Service on the CFP Board's numerous subsidiary boards typically involves hundreds, if not thousands of hours, all of it volunteered. Unlike volunteering and eventually attaining a lofty position at another association, CFP Board service typically doesn't give an advisor enhanced marketing visibility that can ultimately pay off in terms of increased revenue in their business.

Do board executives feel that generous perks are a just reward for volunteer efforts with little obvious reward? Who knows. Past directors say the perks are often subtle and it takes a while before they suddenly wake up and feel conflicted. The entire saga of the magnetic vortex that drives the most honorable, decent individuals to repeatedly wander astray and commit silly acts possesses all the dimensions of a Greek tragedy—or comedy. Jusk ask former volunteers.

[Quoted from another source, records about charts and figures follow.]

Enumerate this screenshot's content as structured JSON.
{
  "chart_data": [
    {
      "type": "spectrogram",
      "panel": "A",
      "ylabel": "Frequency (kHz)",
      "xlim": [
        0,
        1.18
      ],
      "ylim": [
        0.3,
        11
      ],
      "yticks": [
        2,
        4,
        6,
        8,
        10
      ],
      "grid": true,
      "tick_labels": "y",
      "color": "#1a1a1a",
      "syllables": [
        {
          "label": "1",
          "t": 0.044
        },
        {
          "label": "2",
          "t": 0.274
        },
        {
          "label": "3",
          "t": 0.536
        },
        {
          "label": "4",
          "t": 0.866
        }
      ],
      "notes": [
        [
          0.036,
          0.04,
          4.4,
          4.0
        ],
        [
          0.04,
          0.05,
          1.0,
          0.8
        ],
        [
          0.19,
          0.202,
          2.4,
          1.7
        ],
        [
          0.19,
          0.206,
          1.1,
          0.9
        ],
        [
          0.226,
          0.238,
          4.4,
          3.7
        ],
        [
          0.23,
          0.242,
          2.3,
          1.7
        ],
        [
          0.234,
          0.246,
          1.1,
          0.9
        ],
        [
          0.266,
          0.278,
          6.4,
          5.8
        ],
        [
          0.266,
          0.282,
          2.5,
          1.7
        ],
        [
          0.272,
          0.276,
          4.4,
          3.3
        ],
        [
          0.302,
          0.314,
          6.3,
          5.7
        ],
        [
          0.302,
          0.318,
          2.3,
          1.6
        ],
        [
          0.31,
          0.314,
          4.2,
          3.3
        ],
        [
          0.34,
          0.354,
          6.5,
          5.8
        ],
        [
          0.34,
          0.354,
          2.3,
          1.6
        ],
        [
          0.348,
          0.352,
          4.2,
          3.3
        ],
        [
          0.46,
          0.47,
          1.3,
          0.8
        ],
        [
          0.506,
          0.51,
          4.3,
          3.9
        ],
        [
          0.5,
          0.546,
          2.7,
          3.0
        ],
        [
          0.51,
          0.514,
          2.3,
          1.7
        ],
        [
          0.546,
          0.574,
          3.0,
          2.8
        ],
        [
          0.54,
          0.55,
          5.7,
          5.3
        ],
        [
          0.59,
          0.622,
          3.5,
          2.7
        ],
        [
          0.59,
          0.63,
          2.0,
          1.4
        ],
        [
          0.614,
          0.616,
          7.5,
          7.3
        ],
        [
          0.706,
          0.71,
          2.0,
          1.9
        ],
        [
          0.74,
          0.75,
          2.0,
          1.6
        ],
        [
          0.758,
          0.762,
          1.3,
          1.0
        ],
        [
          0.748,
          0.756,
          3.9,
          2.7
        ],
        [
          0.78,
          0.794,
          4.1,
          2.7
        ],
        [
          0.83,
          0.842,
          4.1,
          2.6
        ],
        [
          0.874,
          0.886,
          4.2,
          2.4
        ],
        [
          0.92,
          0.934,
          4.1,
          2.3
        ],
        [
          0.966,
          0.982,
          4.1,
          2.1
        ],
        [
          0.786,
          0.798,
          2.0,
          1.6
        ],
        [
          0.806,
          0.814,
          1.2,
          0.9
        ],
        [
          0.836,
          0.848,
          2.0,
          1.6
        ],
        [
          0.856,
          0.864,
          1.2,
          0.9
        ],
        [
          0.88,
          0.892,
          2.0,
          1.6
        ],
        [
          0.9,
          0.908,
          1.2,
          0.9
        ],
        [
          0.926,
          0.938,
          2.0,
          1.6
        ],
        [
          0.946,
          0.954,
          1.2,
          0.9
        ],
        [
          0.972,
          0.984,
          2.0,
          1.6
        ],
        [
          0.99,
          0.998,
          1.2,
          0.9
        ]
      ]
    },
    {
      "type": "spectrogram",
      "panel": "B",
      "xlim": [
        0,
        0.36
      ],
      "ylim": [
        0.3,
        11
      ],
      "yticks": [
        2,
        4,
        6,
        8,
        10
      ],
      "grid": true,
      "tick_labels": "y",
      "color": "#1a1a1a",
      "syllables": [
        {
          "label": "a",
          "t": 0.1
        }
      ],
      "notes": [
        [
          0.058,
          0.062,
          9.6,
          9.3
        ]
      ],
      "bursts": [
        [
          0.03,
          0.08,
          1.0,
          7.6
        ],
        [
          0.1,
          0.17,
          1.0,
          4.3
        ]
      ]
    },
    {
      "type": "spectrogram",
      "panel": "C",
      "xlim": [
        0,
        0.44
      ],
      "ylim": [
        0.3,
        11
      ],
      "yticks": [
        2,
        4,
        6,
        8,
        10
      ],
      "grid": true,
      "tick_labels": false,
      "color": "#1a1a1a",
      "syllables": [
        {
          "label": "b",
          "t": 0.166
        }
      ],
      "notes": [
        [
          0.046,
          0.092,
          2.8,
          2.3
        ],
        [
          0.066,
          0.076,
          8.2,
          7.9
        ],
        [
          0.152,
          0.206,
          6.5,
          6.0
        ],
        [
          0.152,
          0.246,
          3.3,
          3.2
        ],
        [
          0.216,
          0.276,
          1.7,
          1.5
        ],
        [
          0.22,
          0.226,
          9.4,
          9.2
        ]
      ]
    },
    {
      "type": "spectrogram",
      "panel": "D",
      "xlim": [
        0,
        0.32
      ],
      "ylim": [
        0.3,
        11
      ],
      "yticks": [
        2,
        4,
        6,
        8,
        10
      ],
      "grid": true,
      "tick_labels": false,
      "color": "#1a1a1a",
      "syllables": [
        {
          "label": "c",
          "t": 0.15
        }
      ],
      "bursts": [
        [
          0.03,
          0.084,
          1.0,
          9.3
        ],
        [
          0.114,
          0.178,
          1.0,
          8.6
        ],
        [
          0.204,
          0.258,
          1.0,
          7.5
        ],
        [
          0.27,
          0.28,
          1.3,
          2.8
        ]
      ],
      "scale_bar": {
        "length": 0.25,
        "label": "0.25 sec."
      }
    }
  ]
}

The lawsuit filed by Jeff and Kim Camarda against the board will force it to open itself up to the public as never before. Some former board directors fear it will reveal that the emperor has no clothes. “If the CFP Board were held to the same standard as licensees, it would lose its license,” one ex-director says.

Keller’s salary is only a tiny part of the problem. By the standards of non-profits in the Beltway, others running vastly smaller non-profits make considerably more. For instance, Dallas Salisbury, CEO of the Employee Benefit Research Institute, pulled down more than $1.2 million in 2012 running a non-profit with $3.8 million in revenues.

Outside of Facebook and Silicon Valley, the non-profit universe may be where future fortunes are made. Just look at NYSE chairman Dick Grasso’s $142 million retirement plan or NFL Commissioner Roger Goodell’s 33 percent raise to $44 million this year.

The problem for the CFP Board is its misplaced priorities and penchant to reflexively expand its empire.